Can anyone tell me why, other than nepotism, she has an office in the White House and a back-bench seat at meetings of the Cabinet? Washington is full of people who are smart, successful, well-educated — and actually have experience in developing and implementing government policy, which Ivanka completely lacks. [,..]

Ivanka promised to champion issues of concern to women, including paid family leave. And it was hoped that she could hold President Trump to his former live-and-let-live views when it came to issues such as lesbian, gay, bisexual and transgender rights.

Wrong, apparently.

Katrina vanden Heuvel: An even better deal

At the 1932 Democratic National Convention, Franklin D. Roosevelt declared, “Never before in modern history have the essential differences between the two major American parties stood out in such striking contrast as they do today.” Arguing that Republicans had offered “no path for the people below to climb back to places of security and of safety in our American life,” he called for a “new deal” to “restore America to its own people.”
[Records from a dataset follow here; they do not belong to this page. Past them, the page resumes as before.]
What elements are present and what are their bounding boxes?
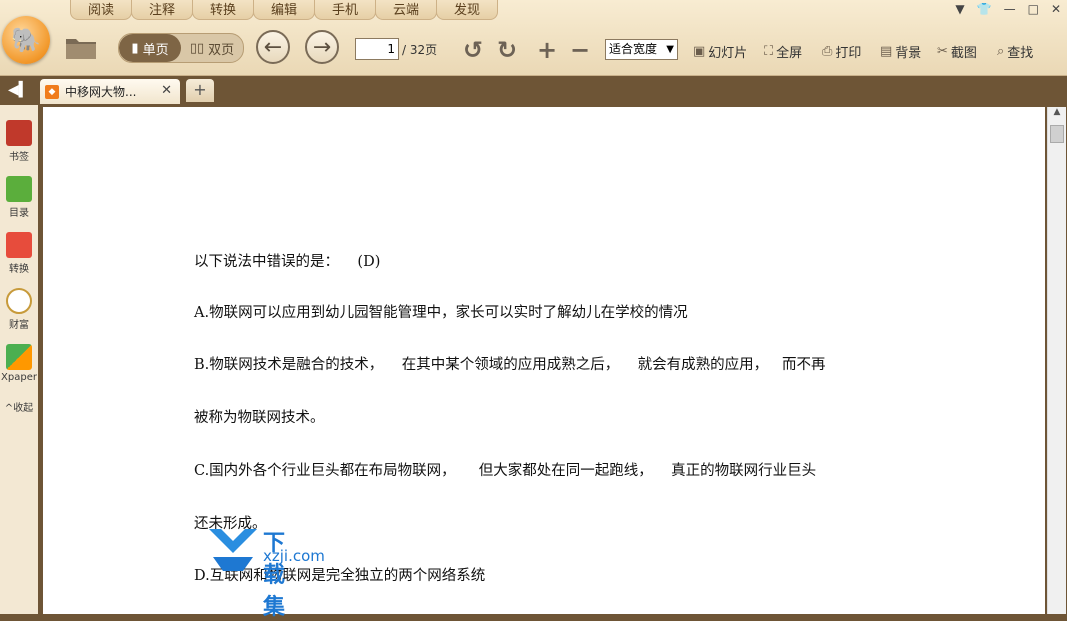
watermark-logo-icon — [209, 529, 257, 571]
scroll-thumb[interactable] — [1050, 125, 1064, 143]
toc-icon — [6, 176, 32, 202]
option-b-line2: 被称为物联网技术。 — [194, 410, 325, 426]
document-tab[interactable]: ◆ 中移网大物... ✕ — [40, 79, 180, 104]
sidebar-item-convert[interactable]: 转换 — [0, 232, 38, 275]
pdf-word-icon — [6, 232, 32, 258]
menu-tab-annotate[interactable]: 注释 — [131, 0, 193, 20]
menu-tab-convert[interactable]: 转换 — [192, 0, 254, 20]
option-c-line1: C.国内外各个行业巨头都在布局物联网， 但大家都处在同一起跑线， 真正的物联网行… — [194, 463, 817, 479]
option-b-line1: B.物联网技术是融合的技术， 在其中某个领域的应用成熟之后， 就会有成熟的应用，… — [194, 357, 826, 373]
question-text: 以下说法中错误的是： (D) — [194, 254, 381, 270]
open-folder-icon[interactable] — [64, 33, 98, 61]
page-number-input[interactable]: 1 — [355, 38, 399, 60]
next-page-button[interactable]: → — [305, 30, 339, 64]
document-icon: ◆ — [45, 84, 59, 99]
xpaper-icon — [6, 344, 32, 370]
fullscreen-button[interactable]: ⛶ 全屏 — [764, 42, 802, 61]
view-mode-toggle: ▮ 单页 ▯▯ 双页 — [118, 33, 244, 63]
rotate-right-icon[interactable]: ↻ — [497, 36, 517, 64]
menu-tab-read[interactable]: 阅读 — [70, 0, 132, 20]
watermark-title: 下载集 — [263, 531, 287, 620]
search-button[interactable]: ⌕ 查找 — [997, 42, 1033, 61]
print-button[interactable]: ⎙ 打印 — [822, 42, 861, 61]
double-page-button[interactable]: ▯▯ 双页 — [181, 34, 243, 62]
watermark: 下载集 xzji.com — [205, 527, 325, 620]
menu-tab-mobile[interactable]: 手机 — [314, 0, 376, 20]
rotate-left-icon[interactable]: ↺ — [463, 36, 483, 64]
vertical-scrollbar[interactable]: ▲ — [1047, 107, 1066, 614]
chevron-up-icon: ^ — [4, 403, 14, 414]
zoom-in-icon[interactable]: + — [537, 36, 557, 64]
scissors-icon: ✂ — [937, 44, 948, 59]
tab-close-icon[interactable]: ✕ — [161, 83, 172, 98]
collapse-sidebar-icon[interactable]: ◀▍ — [8, 82, 30, 98]
screenshot-button[interactable]: ✂ 截图 — [937, 42, 977, 61]
top-toolbar: 🐘 阅读 注释 转换 编辑 手机 云端 发现 ▼ 👕 — □ ✕ ▮ 单页 ▯▯ 双… — [0, 0, 1067, 76]
window-controls: ▼ 👕 — □ ✕ — [955, 2, 1061, 16]
zoom-select[interactable]: 适合宽度 ▼ — [605, 39, 678, 60]
fullscreen-icon: ⛶ — [764, 44, 774, 59]
option-a: A.物联网可以应用到幼儿园智能管理中，家长可以实时了解幼儿在学校的情况 — [194, 305, 688, 321]
menu-tab-edit[interactable]: 编辑 — [253, 0, 315, 20]
background-icon: ▤ — [880, 44, 893, 59]
watermark-url: xzji.com — [263, 547, 325, 565]
scroll-up-icon[interactable]: ▲ — [1048, 107, 1066, 121]
arrow-right-icon: → — [312, 34, 332, 60]
menu-dropdown-icon[interactable]: ▼ — [955, 2, 964, 16]
sidebar-collapse[interactable]: ^收起 — [0, 399, 38, 414]
left-sidebar: 书签 目录 转换 财富 Xpaper ^收起 — [0, 105, 39, 614]
page-total: / 32页 — [402, 43, 438, 57]
printer-icon: ⎙ — [822, 44, 833, 59]
search-icon: ⌕ — [997, 44, 1005, 59]
app-logo-icon[interactable]: 🐘 — [2, 16, 50, 64]
zoom-out-icon[interactable]: − — [570, 36, 590, 64]
arrow-left-icon: ← — [263, 34, 283, 60]
skin-icon[interactable]: 👕 — [977, 2, 992, 16]
chevron-down-icon: ▼ — [666, 44, 674, 55]
prev-page-button[interactable]: ← — [256, 30, 290, 64]
minimize-icon[interactable]: — — [1004, 2, 1016, 16]
money-bag-icon — [6, 288, 32, 314]
sidebar-item-wealth[interactable]: 财富 — [0, 288, 38, 331]
background-button[interactable]: ▤ 背景 — [880, 42, 921, 61]
close-icon[interactable]: ✕ — [1051, 2, 1061, 16]
bookmark-icon — [6, 120, 32, 146]
slideshow-button[interactable]: ▣ 幻灯片 — [693, 42, 747, 61]
single-page-icon: ▮ — [131, 40, 139, 56]
menu-tab-cloud[interactable]: 云端 — [375, 0, 437, 20]
maximize-icon[interactable]: □ — [1028, 2, 1039, 16]
double-page-icon: ▯▯ — [189, 40, 205, 56]
menu-tabs: 阅读 注释 转换 编辑 手机 云端 发现 — [70, 0, 498, 20]
slideshow-icon: ▣ — [693, 44, 706, 59]
sidebar-item-xpaper[interactable]: Xpaper — [0, 344, 38, 383]
new-tab-button[interactable]: + — [186, 79, 214, 102]
sidebar-item-toc[interactable]: 目录 — [0, 176, 38, 219]
single-page-button[interactable]: ▮ 单页 — [119, 34, 181, 62]
menu-tab-discover[interactable]: 发现 — [436, 0, 498, 20]
sidebar-item-bookmarks[interactable]: 书签 — [0, 120, 38, 163]
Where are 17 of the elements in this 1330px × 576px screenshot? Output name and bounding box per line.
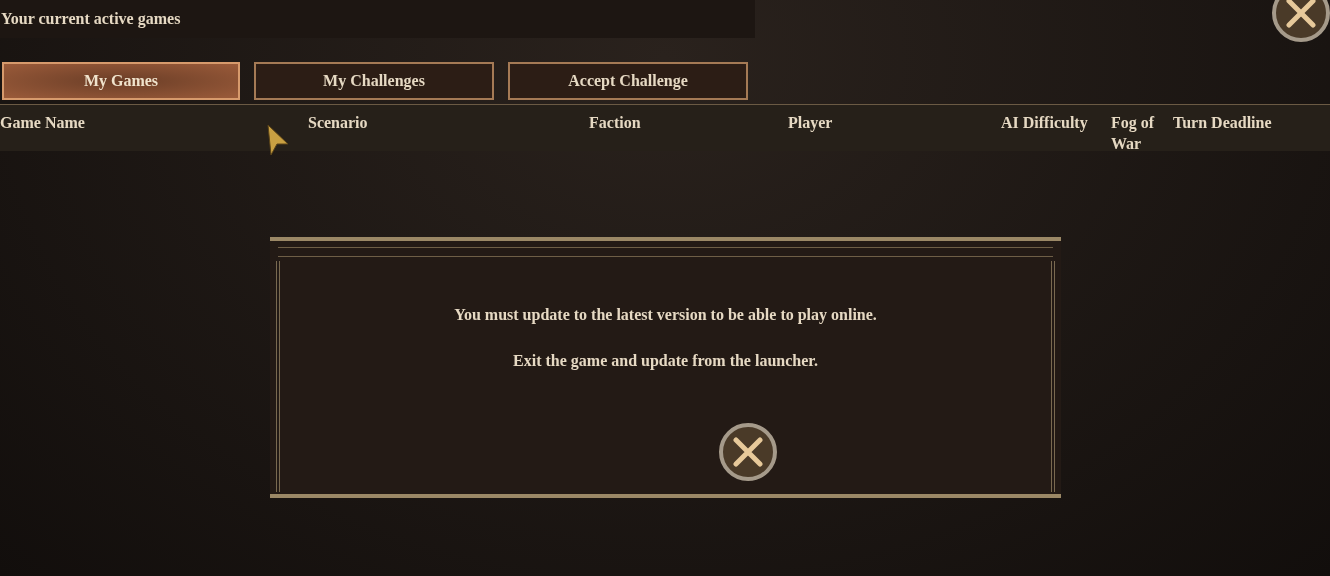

Under President Trump, the differences between the parties on domestic politics are similarly stark. Yet as the GOP fights to advance an extremist agenda that would take the nation backward, Democrats have struggled to offer a clear vision for the future or a path to security for struggling Americans. To that end, the “Better Deal” agenda that Democratic leaders introduced last week may not live up to Roosevelt’s lofty standard or the bold 21st-century populism that fueled Sen. Bernie Sanders’s (I-Vt.) insurgent presidential campaign, but it is a promising step in the right direction.

At the core of the Better Deal is a crackdown on corporate monopolies that represents a genuine shift for the party establishment.